Density surface fitting to estimate the abundance of humpback whales based on the NASS-95 and NASS- 2001 aerial and shipboard surveys
Keywords:abundance, humpback whales, surveys, density
AbstractGeneralized additive models (GAMs) with spatially referenced covariates were fitted to data collected during the 1995 and 2001 Icelandic (shipboard and aerial) and Faroese (shipboard only) components of the North Atlantic Sightings Surveys (NASS-95 and NASS-2001). The shipboard surveys extended from the east coast of Greenland, around Iceland, down to an area along the west coast ofIreland (in 1995) and to the north of the United Kingdom (in 2001). In contrast, the aerial surveys were limited to Icelandic coastal waters only. The aim of the analysis was to predict density, and hence abundance, of humpback whales throughout the survey regions and also to establish if there was any evidence that humpback whale density was related to sea surface temperature or depth.
Fitting GAMs to the 1995 data proved problematic and so various subsets of the data were used in an attempt to improve the model fitting. Such difficulties did not occur with the 2001 data. Confidence intervals (CIs) for the abundance estimates were estimated using bootstrap sampling methods.

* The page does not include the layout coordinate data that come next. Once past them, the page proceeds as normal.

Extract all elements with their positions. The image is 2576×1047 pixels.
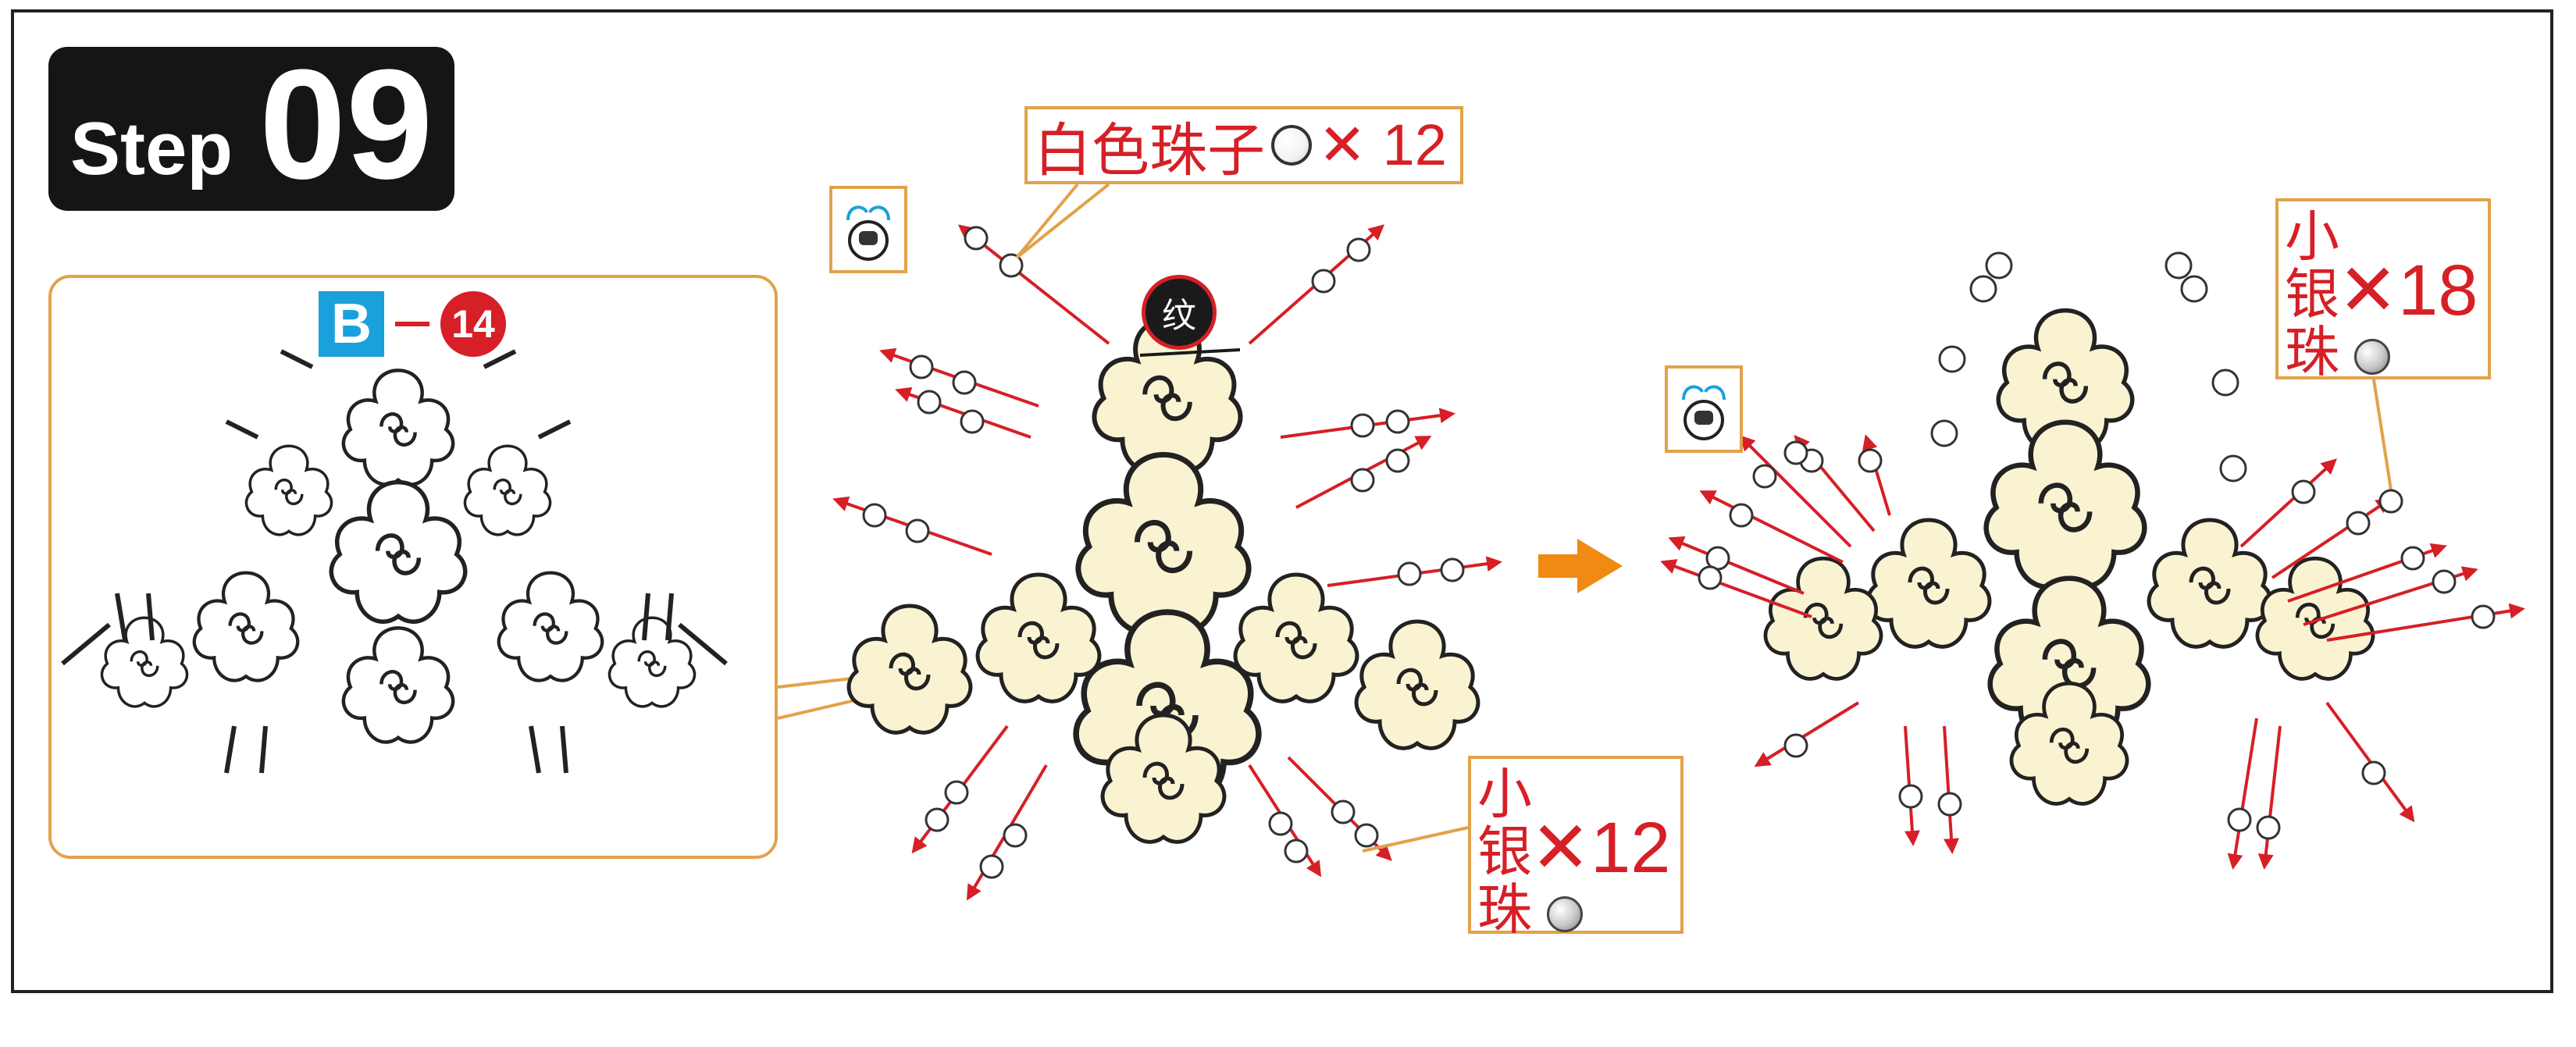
part-label: B 14 [319, 290, 506, 358]
silver-beads-result-label: 小 银 珠 [2285, 206, 2391, 383]
silver-beads-result-quantity: ✕18 [2338, 251, 2478, 330]
label-line: 小 [2285, 206, 2339, 267]
part-b14-outline [61, 349, 728, 774]
silver-beads-result-callout: 小 银 珠 ✕18 [2275, 198, 2491, 383]
result-assembly [1765, 311, 2373, 804]
white-beads-label: 白色珠子 [1034, 117, 1265, 183]
middle-beads [862, 226, 1465, 879]
silver-bead-icon [1547, 896, 1584, 932]
label-line: 珠 [2285, 322, 2339, 383]
white-beads-callout: 白色珠子 ✕ 12 [1024, 106, 1463, 184]
white-bead-icon [1271, 125, 1312, 166]
pattern-mark: 纹 [1142, 275, 1217, 350]
silver-bead-icon [2354, 338, 2391, 375]
label-line: 银 [1477, 821, 1532, 882]
part-letter: B [319, 291, 384, 357]
step-badge: Step 09 [48, 47, 454, 211]
label-line: 珠 [1477, 879, 1532, 940]
bead-insert-icon [829, 186, 907, 273]
right-arrow-icon [1538, 539, 1623, 593]
step-word: Step [70, 107, 233, 191]
step-number: 09 [259, 37, 433, 212]
part-dash [395, 322, 429, 326]
label-line: 小 [1477, 764, 1532, 824]
silver-beads-step-quantity: ✕12 [1530, 808, 1671, 888]
white-beads-quantity: ✕ 12 [1318, 112, 1447, 177]
silver-beads-step-label: 小 银 珠 [1477, 764, 1584, 940]
result-beads [1698, 440, 2496, 840]
silver-beads-step-callout: 小 银 珠 ✕12 [1468, 756, 1683, 938]
bead-insert-icon [1665, 365, 1743, 453]
result-top-beads [1930, 251, 2247, 483]
label-line: 银 [2285, 264, 2339, 325]
part-number: 14 [440, 291, 506, 357]
middle-assembly [849, 319, 1478, 842]
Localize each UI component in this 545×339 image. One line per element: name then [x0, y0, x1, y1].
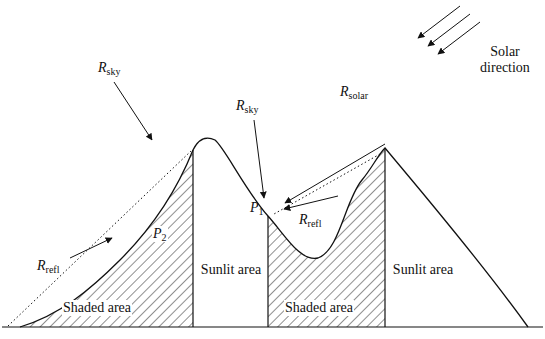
reflected-ray — [70, 238, 112, 258]
horizon-line — [274, 154, 380, 214]
divider-line — [384, 148, 385, 327]
area-label: Shaded area — [284, 300, 354, 316]
horizon-line — [8, 151, 191, 326]
shaded-hatch — [20, 150, 193, 327]
point-label: P2 — [152, 226, 168, 242]
area-label: Sunlit area — [200, 262, 262, 278]
radiation-label: Rrefl — [36, 258, 60, 274]
reflected-ray — [284, 196, 338, 209]
ground-line — [2, 326, 543, 327]
solar-ray — [285, 144, 385, 203]
sun-arrow — [428, 14, 470, 46]
radiation-label: Rsky — [98, 60, 120, 76]
sky-ray — [254, 120, 264, 198]
point-label: P1 — [250, 200, 264, 216]
sky-ray — [114, 82, 152, 140]
terrain-profile — [20, 138, 528, 327]
direction-label: Solar direction — [470, 44, 540, 76]
radiation-label: Rsolar — [340, 84, 368, 100]
sun-arrow — [418, 6, 460, 38]
radiation-label: Rsky — [236, 98, 258, 114]
divider-line — [267, 216, 268, 327]
radiation-label: Rrefl — [298, 212, 322, 228]
area-label: Shaded area — [62, 300, 132, 316]
sun-arrow — [438, 22, 480, 54]
area-label: Sunlit area — [392, 262, 454, 278]
divider-line — [192, 150, 193, 327]
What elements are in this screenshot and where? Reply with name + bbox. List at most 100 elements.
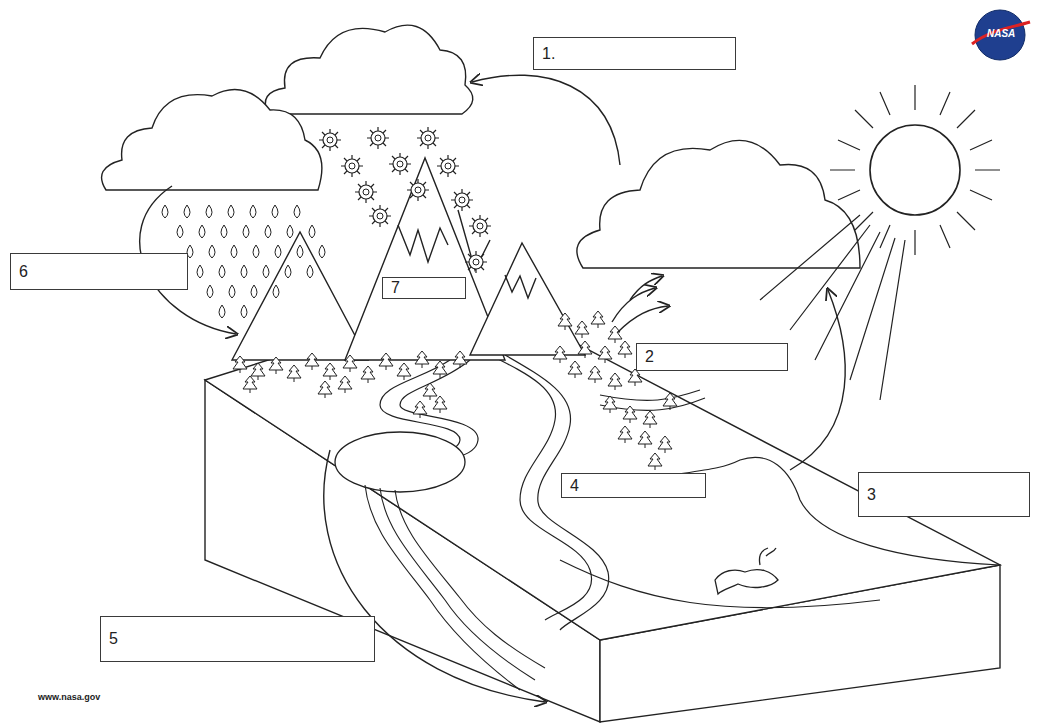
trees-part — [588, 366, 602, 383]
snowflakes-part — [367, 127, 389, 149]
trees-part — [323, 363, 337, 380]
trees-part — [423, 383, 437, 400]
cycle-arrows-part — [618, 306, 668, 332]
whale — [715, 548, 778, 594]
source-url: www.nasa.gov — [38, 692, 100, 702]
rain-drops-part — [273, 285, 279, 298]
logo-disc — [975, 10, 1025, 60]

The estimated humpback whale abundance for the region covered by the aerial and shipboard surveys in 1995 was 10,521 (95% CI: 3,716–24,636) using all available data and 7,625 (3,641–22,424) if survey blocks with 0 sightings around the Faroes and south of 60˚ N where no humpback whales were detected were excluded from the analysis. The estimate for the total survey region in 2001 was 14,662 (9,441–29,879). The high upper bounds of the confidence intervals were thought to be caused by a paucity of effort over wide areas of the survey leading to interpolation. Overall, the uncertainty associated with these abundance estimates was approximately equal to, or greater than, that associated with a stratified distance analysis. Given these wide CIs the evidence for a substantial difference in abundance between years was equivocal. However there was evidence to suggest that humpback whales congregated in shallower waters between 6–8˚C.